Rationale: Stroke is the dominant cause of epilepsy in the elderly. Our previous studies using the cortical photothrombosis model of stroke suggest that a higher percentage of aged rats develop limbic seizures after infarction compared to young adults animals.. In order to study the relationship of aging, cortical infarction, and limbic epileptogenesis, we characterized resting membrane potential (RMP) and single action potential (AP) threshold, GABAA receptor (GABAAR)-mediated inhibitory synaptic transmission and AMPA/KA-mediated excitatory synaptic transmission in CA3 pyramidal neurons in control 4 and 20 month old male Fischer 344 rats and one week after infarction. Methods: AMPA/kainite and GABAAR-mediated whole-cell currents (sIPSCs, mIPSCs, sEPSCs, mEPSCs) were recorded from CA3 pyramidal neurons in transverse dorsal hippocampal slices from 4 and 20 mo old control and lesioned animals with visualized voltage-clamp. RMP and AP measurements were obtained in whole-cell current-clamp mode. Recordings were obtained from the ipsilateral hemisphere of lesioned animals. The covariance of age and infarction on the electrophysiological data were measured with two-way ANOVA. Post-hoc group comparisons were performed with the Bonferonni test. Results: RMP was depolarized in aged lesioned animals (p=0.006); infarction resulted in a lower AP threshold in both young adult and aged animals (p=0.009). There were no significant effects on sIPSCs, whereas 10-90% rise time of mIPSCs was increased in infarcted animals (p=0.038).
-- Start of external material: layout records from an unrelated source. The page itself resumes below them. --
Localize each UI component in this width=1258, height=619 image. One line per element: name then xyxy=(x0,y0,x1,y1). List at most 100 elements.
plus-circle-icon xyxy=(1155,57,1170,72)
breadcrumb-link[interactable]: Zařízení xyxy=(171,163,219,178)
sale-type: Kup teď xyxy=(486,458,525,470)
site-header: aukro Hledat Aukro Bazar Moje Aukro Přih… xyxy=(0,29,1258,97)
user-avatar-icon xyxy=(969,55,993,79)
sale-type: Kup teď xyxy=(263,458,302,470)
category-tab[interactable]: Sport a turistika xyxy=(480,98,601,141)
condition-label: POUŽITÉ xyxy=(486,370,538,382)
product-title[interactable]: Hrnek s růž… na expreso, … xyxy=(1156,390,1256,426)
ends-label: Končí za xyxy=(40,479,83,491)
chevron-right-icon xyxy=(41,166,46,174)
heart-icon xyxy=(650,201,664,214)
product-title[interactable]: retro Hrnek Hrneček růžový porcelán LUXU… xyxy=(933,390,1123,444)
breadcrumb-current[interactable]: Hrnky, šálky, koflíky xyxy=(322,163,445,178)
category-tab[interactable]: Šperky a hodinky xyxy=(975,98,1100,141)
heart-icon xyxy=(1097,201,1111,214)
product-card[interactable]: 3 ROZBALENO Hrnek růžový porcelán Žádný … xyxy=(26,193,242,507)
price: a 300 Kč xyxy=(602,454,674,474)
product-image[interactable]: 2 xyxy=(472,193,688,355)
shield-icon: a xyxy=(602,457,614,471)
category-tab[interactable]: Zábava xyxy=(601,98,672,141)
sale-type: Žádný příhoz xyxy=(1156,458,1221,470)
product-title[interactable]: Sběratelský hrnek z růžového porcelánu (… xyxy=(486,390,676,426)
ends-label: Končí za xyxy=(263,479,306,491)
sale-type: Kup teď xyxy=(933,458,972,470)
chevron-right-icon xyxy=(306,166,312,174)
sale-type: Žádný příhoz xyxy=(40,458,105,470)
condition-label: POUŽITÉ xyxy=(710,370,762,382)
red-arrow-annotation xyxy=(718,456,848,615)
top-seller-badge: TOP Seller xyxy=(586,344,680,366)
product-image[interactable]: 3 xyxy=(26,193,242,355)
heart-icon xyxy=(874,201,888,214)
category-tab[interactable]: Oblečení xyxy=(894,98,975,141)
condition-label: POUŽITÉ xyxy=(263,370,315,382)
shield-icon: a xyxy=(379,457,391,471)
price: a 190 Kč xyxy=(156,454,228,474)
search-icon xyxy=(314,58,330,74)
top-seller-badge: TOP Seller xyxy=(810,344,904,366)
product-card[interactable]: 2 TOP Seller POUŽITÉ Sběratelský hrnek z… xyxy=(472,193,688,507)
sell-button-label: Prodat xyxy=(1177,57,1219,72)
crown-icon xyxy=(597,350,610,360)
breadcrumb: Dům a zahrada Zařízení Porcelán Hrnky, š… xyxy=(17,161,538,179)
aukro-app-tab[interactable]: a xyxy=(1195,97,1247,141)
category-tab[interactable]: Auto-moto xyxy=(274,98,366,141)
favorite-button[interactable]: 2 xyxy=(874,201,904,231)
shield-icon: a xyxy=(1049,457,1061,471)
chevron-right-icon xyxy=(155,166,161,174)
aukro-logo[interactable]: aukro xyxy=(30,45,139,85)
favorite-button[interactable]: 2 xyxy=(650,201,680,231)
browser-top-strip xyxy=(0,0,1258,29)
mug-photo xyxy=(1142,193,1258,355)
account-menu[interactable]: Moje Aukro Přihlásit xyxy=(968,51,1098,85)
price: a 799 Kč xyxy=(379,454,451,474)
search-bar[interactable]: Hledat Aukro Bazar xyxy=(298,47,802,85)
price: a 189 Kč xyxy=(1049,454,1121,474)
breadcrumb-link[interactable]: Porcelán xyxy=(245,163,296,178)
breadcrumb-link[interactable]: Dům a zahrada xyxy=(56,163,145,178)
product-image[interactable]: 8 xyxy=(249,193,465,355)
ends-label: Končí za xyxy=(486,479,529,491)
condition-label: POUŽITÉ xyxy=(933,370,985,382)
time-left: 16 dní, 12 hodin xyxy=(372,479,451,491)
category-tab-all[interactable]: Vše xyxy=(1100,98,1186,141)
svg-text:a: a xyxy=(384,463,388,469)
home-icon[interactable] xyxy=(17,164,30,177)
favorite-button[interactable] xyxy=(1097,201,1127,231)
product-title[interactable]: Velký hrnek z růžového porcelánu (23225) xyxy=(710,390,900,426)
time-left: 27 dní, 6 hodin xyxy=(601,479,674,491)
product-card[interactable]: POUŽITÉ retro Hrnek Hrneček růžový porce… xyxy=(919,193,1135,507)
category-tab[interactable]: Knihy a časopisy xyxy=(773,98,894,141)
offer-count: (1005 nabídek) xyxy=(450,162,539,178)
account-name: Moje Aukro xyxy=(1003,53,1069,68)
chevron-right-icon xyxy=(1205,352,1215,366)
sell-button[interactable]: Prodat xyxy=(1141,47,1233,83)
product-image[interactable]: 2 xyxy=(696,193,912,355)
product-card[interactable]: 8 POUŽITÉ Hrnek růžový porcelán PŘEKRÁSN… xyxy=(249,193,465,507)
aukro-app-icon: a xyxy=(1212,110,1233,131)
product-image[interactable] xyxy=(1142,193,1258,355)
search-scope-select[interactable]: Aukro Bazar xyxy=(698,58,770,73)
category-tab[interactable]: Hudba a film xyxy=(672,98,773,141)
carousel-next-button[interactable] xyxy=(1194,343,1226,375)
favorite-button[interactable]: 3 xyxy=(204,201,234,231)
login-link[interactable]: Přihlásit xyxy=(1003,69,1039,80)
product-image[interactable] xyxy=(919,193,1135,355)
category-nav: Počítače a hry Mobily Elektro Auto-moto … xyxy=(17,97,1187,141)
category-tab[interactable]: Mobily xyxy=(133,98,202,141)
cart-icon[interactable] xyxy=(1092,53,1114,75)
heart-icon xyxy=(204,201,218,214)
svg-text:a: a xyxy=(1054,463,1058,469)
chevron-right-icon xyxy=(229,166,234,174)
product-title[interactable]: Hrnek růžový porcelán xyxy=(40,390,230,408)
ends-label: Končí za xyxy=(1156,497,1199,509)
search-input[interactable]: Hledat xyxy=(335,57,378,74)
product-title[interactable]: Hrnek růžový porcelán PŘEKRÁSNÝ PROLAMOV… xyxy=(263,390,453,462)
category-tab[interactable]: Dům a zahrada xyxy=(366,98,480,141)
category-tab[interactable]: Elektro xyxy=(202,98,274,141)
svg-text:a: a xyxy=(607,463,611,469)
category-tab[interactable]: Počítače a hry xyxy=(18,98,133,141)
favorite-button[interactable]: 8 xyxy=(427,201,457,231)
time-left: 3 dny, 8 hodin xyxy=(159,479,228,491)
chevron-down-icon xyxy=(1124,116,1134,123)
Median amplitude of sEPSCs was increased in infarcted animals (0.032), whereas sEPSC frequency was increased by age, infarction, and their interaction (p<0.001). No effects were seen on mEPSCs. Conclusions: These findings indicate that aging and cortical infarction variably affect intrinsic membrane properties and GABAAR and AMPA/KA functioning in CA3 pyramidal neurons. These plastic changes likely contribute to the increased excitatory tone of the hippocampus following permanent sensorimotor cortical ischemic infarction and predispose it to mechanisms of limbic epileptogenesis.